The bill has some other interesting ramifications as well. It will be able to get funding under only one part of the US Code not withstanding the restrictions of other sections esbalished by Congress. In addition funds will be raised by buying and selling mortgage backed securities. Is it me, or does it sound like the Executive Branch just opted the whole of the American Electorate into a joint mortgage backed securities investment firm? With the current state of the markets, that doesn't sound like it will protect the American Taxpayer or stabilize the markets (the considerations the secretary of this new administrative body is legislatively bound to take pursuant to Section 3 of the bill).

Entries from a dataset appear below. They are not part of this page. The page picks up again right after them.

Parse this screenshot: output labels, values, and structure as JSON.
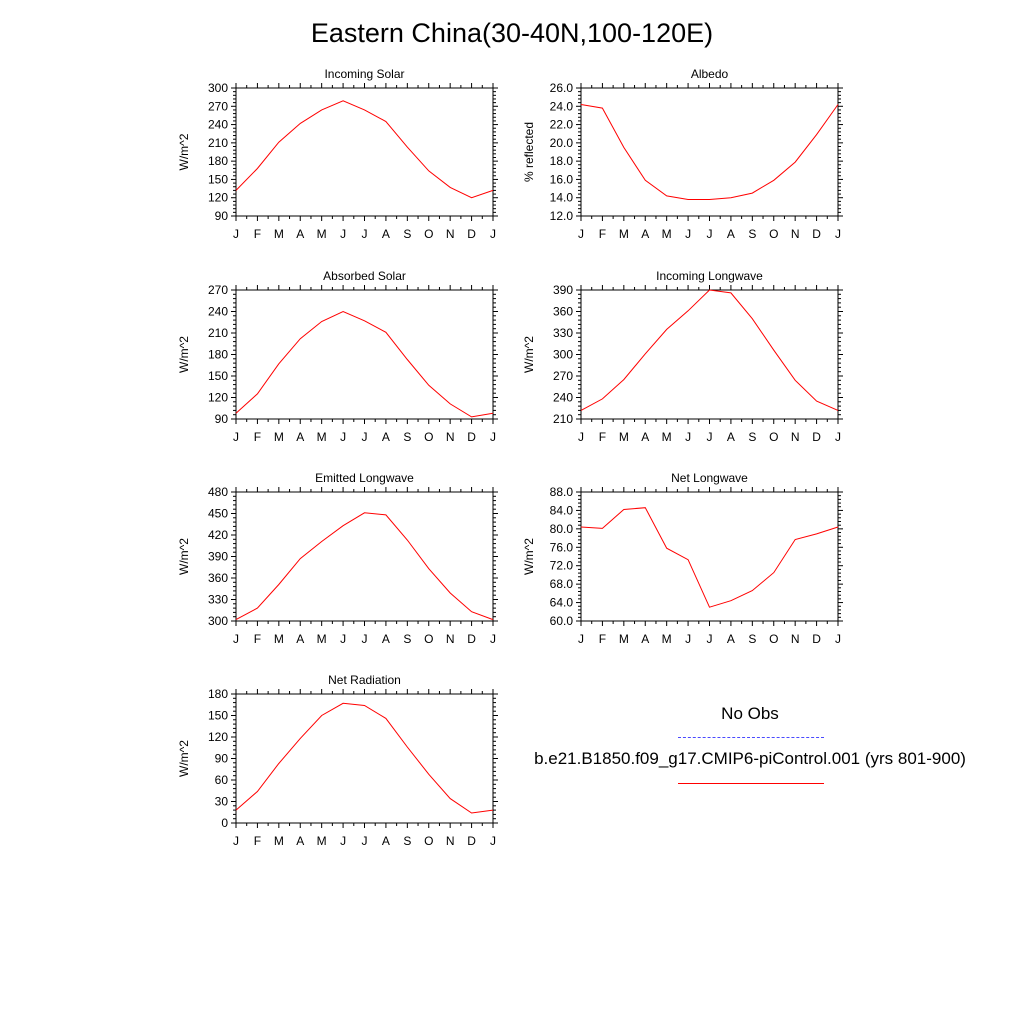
{
  "title": "Eastern China(30-40N,100-120E)",
  "legend": {
    "title": "No Obs",
    "obs_color": "#4a4aff",
    "model_label": "b.e21.B1850.f09_g17.CMIP6-piControl.001 (yrs 801-900)",
    "model_color": "#ff0000"
  },
  "chart_data": [
    {
      "type": "line",
      "title": "Incoming Solar",
      "ylabel": "W/m^2",
      "categories": [
        "J",
        "F",
        "M",
        "A",
        "M",
        "J",
        "J",
        "A",
        "S",
        "O",
        "N",
        "D",
        "J"
      ],
      "ylim": [
        90,
        300
      ],
      "yticks": [
        "90",
        "120",
        "150",
        "180",
        "210",
        "240",
        "270",
        "300"
      ],
      "series": [
        {
          "name": "b.e21.B1850.f09_g17.CMIP6-piControl.001 (yrs 801-900)",
          "values": [
            132,
            168,
            211,
            242,
            264,
            279,
            264,
            245,
            203,
            164,
            137,
            120,
            132
          ]
        }
      ]
    },
    {
      "type": "line",
      "title": "Albedo",
      "ylabel": "% reflected",
      "categories": [
        "J",
        "F",
        "M",
        "A",
        "M",
        "J",
        "J",
        "A",
        "S",
        "O",
        "N",
        "D",
        "J"
      ],
      "ylim": [
        12.0,
        26.0
      ],
      "yticks": [
        "12.0",
        "14.0",
        "16.0",
        "18.0",
        "20.0",
        "22.0",
        "24.0",
        "26.0"
      ],
      "series": [
        {
          "name": "b.e21.B1850.f09_g17.CMIP6-piControl.001 (yrs 801-900)",
          "values": [
            24.2,
            23.8,
            19.5,
            15.9,
            14.2,
            13.8,
            13.8,
            14.0,
            14.5,
            15.9,
            17.9,
            20.9,
            24.2
          ]
        }
      ]
    },
    {
      "type": "line",
      "title": "Absorbed Solar",
      "ylabel": "W/m^2",
      "categories": [
        "J",
        "F",
        "M",
        "A",
        "M",
        "J",
        "J",
        "A",
        "S",
        "O",
        "N",
        "D",
        "J"
      ],
      "ylim": [
        90,
        270
      ],
      "yticks": [
        "90",
        "120",
        "150",
        "180",
        "210",
        "240",
        "270"
      ],
      "series": [
        {
          "name": "b.e21.B1850.f09_g17.CMIP6-piControl.001 (yrs 801-900)",
          "values": [
            98,
            125,
            167,
            202,
            226,
            240,
            227,
            211,
            173,
            137,
            111,
            93,
            98
          ]
        }
      ]
    },
    {
      "type": "line",
      "title": "Incoming Longwave",
      "ylabel": "W/m^2",
      "categories": [
        "J",
        "F",
        "M",
        "A",
        "M",
        "J",
        "J",
        "A",
        "S",
        "O",
        "N",
        "D",
        "J"
      ],
      "ylim": [
        210,
        390
      ],
      "yticks": [
        "210",
        "240",
        "270",
        "300",
        "330",
        "360",
        "390"
      ],
      "series": [
        {
          "name": "b.e21.B1850.f09_g17.CMIP6-piControl.001 (yrs 801-900)",
          "values": [
            222,
            238,
            265,
            301,
            335,
            361,
            390,
            386,
            350,
            306,
            264,
            235,
            222
          ]
        }
      ]
    },
    {
      "type": "line",
      "title": "Emitted Longwave",
      "ylabel": "W/m^2",
      "categories": [
        "J",
        "F",
        "M",
        "A",
        "M",
        "J",
        "J",
        "A",
        "S",
        "O",
        "N",
        "D",
        "J"
      ],
      "ylim": [
        300,
        480
      ],
      "yticks": [
        "300",
        "330",
        "360",
        "390",
        "420",
        "450",
        "480"
      ],
      "series": [
        {
          "name": "b.e21.B1850.f09_g17.CMIP6-piControl.001 (yrs 801-900)",
          "values": [
            302,
            318,
            351,
            387,
            411,
            433,
            451,
            448,
            413,
            373,
            339,
            313,
            302
          ]
        }
      ]
    },
    {
      "type": "line",
      "title": "Net Longwave",
      "ylabel": "W/m^2",
      "categories": [
        "J",
        "F",
        "M",
        "A",
        "M",
        "J",
        "J",
        "A",
        "S",
        "O",
        "N",
        "D",
        "J"
      ],
      "ylim": [
        60.0,
        88.0
      ],
      "yticks": [
        "60.0",
        "64.0",
        "68.0",
        "72.0",
        "76.0",
        "80.0",
        "84.0",
        "88.0"
      ],
      "series": [
        {
          "name": "b.e21.B1850.f09_g17.CMIP6-piControl.001 (yrs 801-900)",
          "values": [
            80.4,
            80.1,
            84.2,
            84.6,
            75.8,
            73.3,
            63.0,
            64.4,
            66.6,
            70.5,
            77.7,
            78.9,
            80.4
          ]
        }
      ]
    },
    {
      "type": "line",
      "title": "Net Radiation",
      "ylabel": "W/m^2",
      "categories": [
        "J",
        "F",
        "M",
        "A",
        "M",
        "J",
        "J",
        "A",
        "S",
        "O",
        "N",
        "D",
        "J"
      ],
      "ylim": [
        0,
        180
      ],
      "yticks": [
        "0",
        "30",
        "60",
        "90",
        "120",
        "150",
        "180"
      ],
      "series": [
        {
          "name": "b.e21.B1850.f09_g17.CMIP6-piControl.001 (yrs 801-900)",
          "values": [
            18,
            44,
            83,
            118,
            150,
            167,
            164,
            146,
            106,
            68,
            34,
            14,
            18
          ]
        }
      ]
    }
  ]
}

In addition, this new found ability to acquire and secure mortgages and mortgage securities sounds a lot like what Fannie and Freddie were doing before their "takeover". It is almost as if these financial firms were taken over by the Executive in a legislatively backed adminstrative fiat. I shudder to think of the exposure of the average American, many of us reeling from current state of the economy.

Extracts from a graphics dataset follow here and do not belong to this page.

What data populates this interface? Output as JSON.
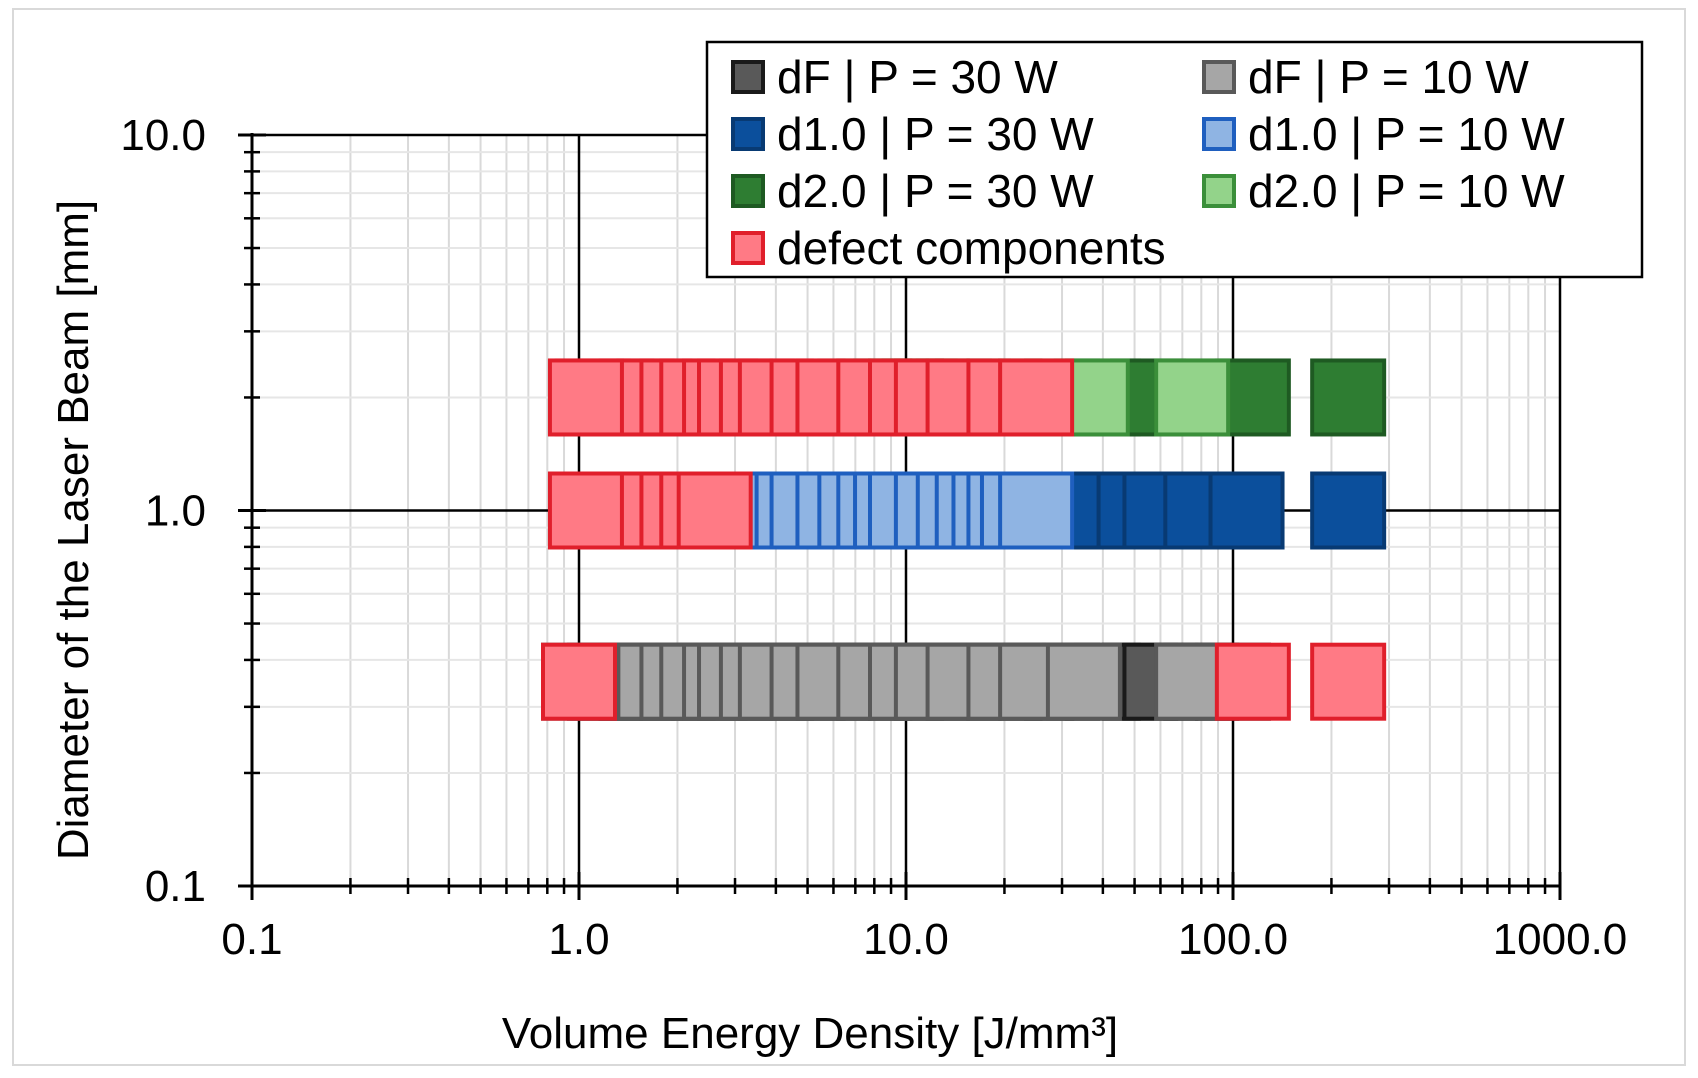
{
  "chart_data": {
    "type": "scatter",
    "xlabel": "Volume Energy Density  [J/mm³]",
    "ylabel": "Diameter of the Laser Beam [mm]",
    "x_scale": "log",
    "y_scale": "log",
    "xlim": [
      0.1,
      1000
    ],
    "ylim": [
      0.1,
      10
    ],
    "x_tick_labels": [
      "0.1",
      "1.0",
      "10.0",
      "100.0",
      "1000.0"
    ],
    "y_tick_labels": [
      "0.1",
      "1.0",
      "10.0"
    ],
    "grid": true,
    "legend_position": "top-right",
    "legend": [
      {
        "label": "dF | P = 30 W",
        "fill": "#595959",
        "stroke": "#1a1a1a"
      },
      {
        "label": "dF | P = 10 W",
        "fill": "#a6a6a6",
        "stroke": "#595959"
      },
      {
        "label": "d1.0 | P = 30 W",
        "fill": "#0b4f9c",
        "stroke": "#083a73"
      },
      {
        "label": "d1.0 | P = 10 W",
        "fill": "#8fb4e3",
        "stroke": "#1f5fbf"
      },
      {
        "label": "d2.0 | P = 30 W",
        "fill": "#2e7d32",
        "stroke": "#1e5a22"
      },
      {
        "label": "d2.0 | P = 10 W",
        "fill": "#93d38a",
        "stroke": "#3b8f3a"
      },
      {
        "label": "defect components",
        "fill": "#ff7a85",
        "stroke": "#e01f2b"
      }
    ],
    "series": [
      {
        "key": "dF_30W",
        "y": 0.35,
        "fill": "#595959",
        "stroke": "#1a1a1a",
        "x": [
          1.2,
          1.5,
          2.0,
          2.5,
          3.0,
          4.0,
          5.0,
          6.0,
          8.0,
          10.0,
          12.0,
          15.0,
          20.0,
          25.0,
          30.0,
          40.0,
          52.0,
          60.0,
          80.0,
          100.0
        ]
      },
      {
        "key": "dF_10W",
        "y": 0.35,
        "fill": "#a6a6a6",
        "stroke": "#595959",
        "x": [
          1.0,
          1.3,
          1.5,
          1.7,
          2.0,
          2.3,
          2.7,
          3.0,
          3.5,
          4.0,
          5.0,
          6.0,
          8.0,
          10.0,
          12.0,
          15.0,
          20.0,
          25.0,
          35.0,
          75.0
        ]
      },
      {
        "key": "d1_30W",
        "y": 1.0,
        "fill": "#0b4f9c",
        "stroke": "#083a73",
        "x": [
          3.0,
          4.0,
          5.0,
          6.0,
          8.0,
          10.0,
          12.0,
          15.0,
          20.0,
          25.0,
          30.0,
          35.0,
          40.0,
          50.0,
          60.0,
          80.0,
          110.0,
          225.0
        ]
      },
      {
        "key": "d1_10W",
        "y": 1.0,
        "fill": "#8fb4e3",
        "stroke": "#1f5fbf",
        "x": [
          1.6,
          1.8,
          2.0,
          2.2,
          2.5,
          2.8,
          3.2,
          3.6,
          4.0,
          4.5,
          5.0,
          6.0,
          7.0,
          8.0,
          9.0,
          10.0,
          12.0,
          14.0,
          16.0,
          18.0,
          20.0,
          22.0,
          25.0
        ]
      },
      {
        "key": "d2_30W",
        "y": 2.0,
        "fill": "#2e7d32",
        "stroke": "#1e5a22",
        "x": [
          30.0,
          40.0,
          55.0,
          75.0,
          115.0,
          225.0
        ]
      },
      {
        "key": "d2_10W",
        "y": 2.0,
        "fill": "#93d38a",
        "stroke": "#3b8f3a",
        "x": [
          7.0,
          8.0,
          9.0,
          10.0,
          11.0,
          12.0,
          14.0,
          16.0,
          20.0,
          25.0,
          37.0,
          75.0
        ]
      },
      {
        "key": "defect",
        "y": 0.35,
        "fill": "#ff7a85",
        "stroke": "#e01f2b",
        "x": [
          1.0,
          115.0,
          225.0
        ]
      },
      {
        "key": "defect",
        "y": 1.0,
        "fill": "#ff7a85",
        "stroke": "#e01f2b",
        "x": [
          1.1,
          1.3,
          1.5,
          1.7,
          2.0,
          2.3,
          2.6,
          1.05
        ]
      },
      {
        "key": "defect",
        "y": 2.0,
        "fill": "#ff7a85",
        "stroke": "#e01f2b",
        "x": [
          1.1,
          1.3,
          1.5,
          1.7,
          2.0,
          2.3,
          2.7,
          3.0,
          3.5,
          4.0,
          5.0,
          6.0,
          8.0,
          10.0,
          12.0,
          15.0,
          20.0,
          25.0,
          1.05
        ]
      }
    ]
  }
}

The bottom line: This probably isn't a good move. First, deregulation proposed by the Bush administration got us into this mess. The conflagration grew as a result of the Federal Reserve attempting to control deflation by keeping interest rates very low. The economy boomed because of this loose liquidity. The government, namely the President, kept spending, too, racking up unheard of amounts of national debt thanks to a war no one wanted but the President wanted in the first place.
Why should we permit the Executive branch, who so thoroughly managed to put us in this situation, dig the taxpayers into a deeper hole through more bad policy and economic centralization?
I wouldn't go so far as to call this the next step on the way to a Fascist American government, but it certainly won't help anyone any more than if it were.